While I picked through the trail of shells, Nature began to communicate. I stood up and stared out at the wide Atlantic Ocean. Farther out than I can see there is a protected space. All these shattered sea treasures were once whole, resting at the bottom of the deepest waters. The voyage to the shoreline bumped and bruised them. I feel just like them as I live on this side of heaven. I’m defaced. Everything is. The Earth itself is groaning to be released from the wreckage. So am I. These treasures are in their marred state too but I try to imagine them un-chipped. And then a thought formulates, “The deep end of the ocean is like the untainted Kingdom of God.” There are no violations there. It’s too far and too dense to swim there. We don’t have access just yet. But we can see evidence of it here, everywhere. As we examine the landscape, there are particles of the Kingdom tucked away. The fall leaves tell us there are unnamed colors yet to come. The star-sparkling sky is massive; it announces there is more. The sound of the symphony is a prelude to the most beautiful combination of notes not yet unleashed. This side is not our home.

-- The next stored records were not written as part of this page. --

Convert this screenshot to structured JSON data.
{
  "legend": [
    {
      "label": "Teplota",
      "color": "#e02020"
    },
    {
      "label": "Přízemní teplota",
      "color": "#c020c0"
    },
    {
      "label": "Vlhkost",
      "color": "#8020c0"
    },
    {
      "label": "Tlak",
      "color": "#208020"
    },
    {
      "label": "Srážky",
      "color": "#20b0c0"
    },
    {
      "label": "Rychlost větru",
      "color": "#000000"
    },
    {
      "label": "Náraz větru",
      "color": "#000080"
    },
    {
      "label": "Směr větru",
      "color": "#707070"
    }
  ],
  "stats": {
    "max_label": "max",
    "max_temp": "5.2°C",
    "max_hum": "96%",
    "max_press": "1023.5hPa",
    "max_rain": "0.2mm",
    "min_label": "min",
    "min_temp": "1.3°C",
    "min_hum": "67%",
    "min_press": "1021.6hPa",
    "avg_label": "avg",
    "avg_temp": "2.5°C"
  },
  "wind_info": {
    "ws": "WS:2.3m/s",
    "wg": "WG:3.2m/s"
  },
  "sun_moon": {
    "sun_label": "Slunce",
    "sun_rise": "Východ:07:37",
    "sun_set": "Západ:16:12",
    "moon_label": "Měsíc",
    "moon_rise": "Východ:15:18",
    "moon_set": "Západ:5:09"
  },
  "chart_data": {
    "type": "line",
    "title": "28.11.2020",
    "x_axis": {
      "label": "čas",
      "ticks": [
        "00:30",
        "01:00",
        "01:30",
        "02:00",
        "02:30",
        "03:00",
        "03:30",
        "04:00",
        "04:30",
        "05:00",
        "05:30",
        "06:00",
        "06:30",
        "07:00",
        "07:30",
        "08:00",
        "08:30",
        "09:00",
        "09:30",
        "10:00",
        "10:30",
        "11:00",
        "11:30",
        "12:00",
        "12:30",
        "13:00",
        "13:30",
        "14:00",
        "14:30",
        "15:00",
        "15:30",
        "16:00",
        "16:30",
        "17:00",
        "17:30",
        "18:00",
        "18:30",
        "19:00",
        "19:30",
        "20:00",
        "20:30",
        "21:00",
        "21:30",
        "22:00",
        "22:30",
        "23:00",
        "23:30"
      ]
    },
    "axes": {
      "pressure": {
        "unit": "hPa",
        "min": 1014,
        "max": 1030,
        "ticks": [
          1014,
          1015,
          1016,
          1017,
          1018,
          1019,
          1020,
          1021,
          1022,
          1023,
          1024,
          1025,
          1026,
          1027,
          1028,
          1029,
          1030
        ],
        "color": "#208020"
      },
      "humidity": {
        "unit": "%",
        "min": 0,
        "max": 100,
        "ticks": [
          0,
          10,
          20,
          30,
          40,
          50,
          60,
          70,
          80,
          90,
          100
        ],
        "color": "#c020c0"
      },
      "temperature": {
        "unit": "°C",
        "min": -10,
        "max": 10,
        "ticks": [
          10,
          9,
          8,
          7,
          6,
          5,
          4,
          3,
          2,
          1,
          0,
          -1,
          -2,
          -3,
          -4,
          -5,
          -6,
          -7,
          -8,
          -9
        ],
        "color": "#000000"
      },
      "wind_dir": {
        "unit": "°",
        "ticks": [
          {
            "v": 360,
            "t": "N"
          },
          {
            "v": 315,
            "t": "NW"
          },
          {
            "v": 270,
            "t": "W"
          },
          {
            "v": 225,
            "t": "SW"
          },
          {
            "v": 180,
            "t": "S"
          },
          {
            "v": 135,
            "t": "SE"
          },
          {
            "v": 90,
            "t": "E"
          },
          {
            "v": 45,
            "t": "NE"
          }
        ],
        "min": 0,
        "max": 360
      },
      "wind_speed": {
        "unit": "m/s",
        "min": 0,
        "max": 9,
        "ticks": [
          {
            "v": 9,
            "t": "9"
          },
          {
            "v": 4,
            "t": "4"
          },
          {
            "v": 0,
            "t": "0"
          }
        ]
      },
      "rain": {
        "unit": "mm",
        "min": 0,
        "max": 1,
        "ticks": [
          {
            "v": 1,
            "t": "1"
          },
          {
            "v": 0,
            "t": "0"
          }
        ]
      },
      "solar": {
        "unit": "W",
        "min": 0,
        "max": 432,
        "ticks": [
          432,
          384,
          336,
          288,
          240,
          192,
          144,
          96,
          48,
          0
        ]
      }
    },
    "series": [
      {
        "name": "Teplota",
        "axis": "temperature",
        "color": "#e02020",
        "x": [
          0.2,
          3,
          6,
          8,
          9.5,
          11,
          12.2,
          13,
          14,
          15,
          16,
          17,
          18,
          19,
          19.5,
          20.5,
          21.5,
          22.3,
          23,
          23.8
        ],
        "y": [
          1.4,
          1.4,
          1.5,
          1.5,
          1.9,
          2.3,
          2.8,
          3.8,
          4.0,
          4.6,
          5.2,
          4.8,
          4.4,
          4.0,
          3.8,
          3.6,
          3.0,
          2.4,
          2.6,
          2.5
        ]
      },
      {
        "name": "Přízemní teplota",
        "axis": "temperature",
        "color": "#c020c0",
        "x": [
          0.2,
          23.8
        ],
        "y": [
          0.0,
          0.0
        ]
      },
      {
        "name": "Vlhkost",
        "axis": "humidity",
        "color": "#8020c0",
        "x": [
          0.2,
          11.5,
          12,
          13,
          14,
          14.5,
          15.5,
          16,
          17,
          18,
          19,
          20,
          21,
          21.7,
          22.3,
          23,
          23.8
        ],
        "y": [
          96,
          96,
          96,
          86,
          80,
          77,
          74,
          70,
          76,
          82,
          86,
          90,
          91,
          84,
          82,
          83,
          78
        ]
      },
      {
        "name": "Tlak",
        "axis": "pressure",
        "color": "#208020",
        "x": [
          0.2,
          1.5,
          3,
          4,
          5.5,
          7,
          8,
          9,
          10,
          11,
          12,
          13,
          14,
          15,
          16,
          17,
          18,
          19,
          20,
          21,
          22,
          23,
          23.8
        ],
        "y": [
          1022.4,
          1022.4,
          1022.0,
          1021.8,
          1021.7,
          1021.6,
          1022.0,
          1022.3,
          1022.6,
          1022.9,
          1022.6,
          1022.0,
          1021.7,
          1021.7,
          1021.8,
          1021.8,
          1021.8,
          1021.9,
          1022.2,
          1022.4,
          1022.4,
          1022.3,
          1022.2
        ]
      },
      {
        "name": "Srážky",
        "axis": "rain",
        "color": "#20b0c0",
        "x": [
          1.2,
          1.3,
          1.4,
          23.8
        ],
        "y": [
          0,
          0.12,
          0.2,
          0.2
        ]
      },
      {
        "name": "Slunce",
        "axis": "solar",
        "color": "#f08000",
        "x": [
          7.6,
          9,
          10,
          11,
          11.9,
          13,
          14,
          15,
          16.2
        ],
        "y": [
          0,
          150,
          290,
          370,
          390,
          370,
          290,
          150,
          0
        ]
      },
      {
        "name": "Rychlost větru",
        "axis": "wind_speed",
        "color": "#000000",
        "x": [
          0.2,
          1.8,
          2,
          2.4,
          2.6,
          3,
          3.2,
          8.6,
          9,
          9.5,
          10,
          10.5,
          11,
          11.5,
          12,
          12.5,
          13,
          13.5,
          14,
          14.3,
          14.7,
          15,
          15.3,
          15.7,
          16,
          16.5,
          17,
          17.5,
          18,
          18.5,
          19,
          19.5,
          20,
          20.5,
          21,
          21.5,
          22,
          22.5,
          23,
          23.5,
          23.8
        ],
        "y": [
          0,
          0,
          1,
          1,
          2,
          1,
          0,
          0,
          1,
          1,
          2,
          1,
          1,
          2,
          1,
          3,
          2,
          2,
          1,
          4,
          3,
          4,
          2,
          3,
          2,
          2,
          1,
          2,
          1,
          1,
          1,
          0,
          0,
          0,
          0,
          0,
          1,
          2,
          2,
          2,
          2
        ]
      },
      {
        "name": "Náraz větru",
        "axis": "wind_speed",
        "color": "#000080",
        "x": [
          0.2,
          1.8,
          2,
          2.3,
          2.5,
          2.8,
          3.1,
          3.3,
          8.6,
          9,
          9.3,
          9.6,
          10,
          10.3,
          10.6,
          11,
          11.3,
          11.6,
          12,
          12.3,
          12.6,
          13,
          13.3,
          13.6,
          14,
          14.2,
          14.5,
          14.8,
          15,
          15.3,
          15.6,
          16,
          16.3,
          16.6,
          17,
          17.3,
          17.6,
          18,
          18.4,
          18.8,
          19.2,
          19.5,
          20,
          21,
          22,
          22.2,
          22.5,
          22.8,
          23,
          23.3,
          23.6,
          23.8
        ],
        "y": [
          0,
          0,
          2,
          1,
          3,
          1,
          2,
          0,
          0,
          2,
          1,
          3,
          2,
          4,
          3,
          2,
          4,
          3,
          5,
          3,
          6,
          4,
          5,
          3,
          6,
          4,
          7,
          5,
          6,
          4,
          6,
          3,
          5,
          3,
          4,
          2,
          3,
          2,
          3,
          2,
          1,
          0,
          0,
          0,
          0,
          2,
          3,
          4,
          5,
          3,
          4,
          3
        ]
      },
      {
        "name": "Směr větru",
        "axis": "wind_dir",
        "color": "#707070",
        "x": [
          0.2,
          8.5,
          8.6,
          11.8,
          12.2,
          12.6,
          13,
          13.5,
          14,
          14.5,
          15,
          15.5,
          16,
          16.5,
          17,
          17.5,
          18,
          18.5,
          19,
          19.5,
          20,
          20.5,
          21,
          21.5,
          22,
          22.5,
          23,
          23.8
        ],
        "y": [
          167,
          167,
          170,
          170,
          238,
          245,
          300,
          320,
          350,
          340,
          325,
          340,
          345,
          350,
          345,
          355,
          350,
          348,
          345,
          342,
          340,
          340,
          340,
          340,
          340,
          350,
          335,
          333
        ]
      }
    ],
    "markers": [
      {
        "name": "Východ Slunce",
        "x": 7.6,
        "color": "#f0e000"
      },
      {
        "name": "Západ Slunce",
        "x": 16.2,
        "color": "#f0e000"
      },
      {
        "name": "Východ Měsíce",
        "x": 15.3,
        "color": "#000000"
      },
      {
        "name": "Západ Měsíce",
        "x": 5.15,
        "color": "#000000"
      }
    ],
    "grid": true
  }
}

Until then, I forage, like a scavenger, to find fragments of heaven here. In their half-state, even these shells tell me there is a New Earth coming. In their half-state they remind me of who I am, a less-than version of what I one day will be. But every once in awhile, I see a bit of my heavenly self. Forgiveness, creativity, humility, adventure, curiosity and compassion. These qualities come from the deep end of the ocean. Even in their substandard condition, they reveal the divine in me. The flawed whelk shell is not our last find. There is much more to come. Though things are not quite as they should be, they are a signpost.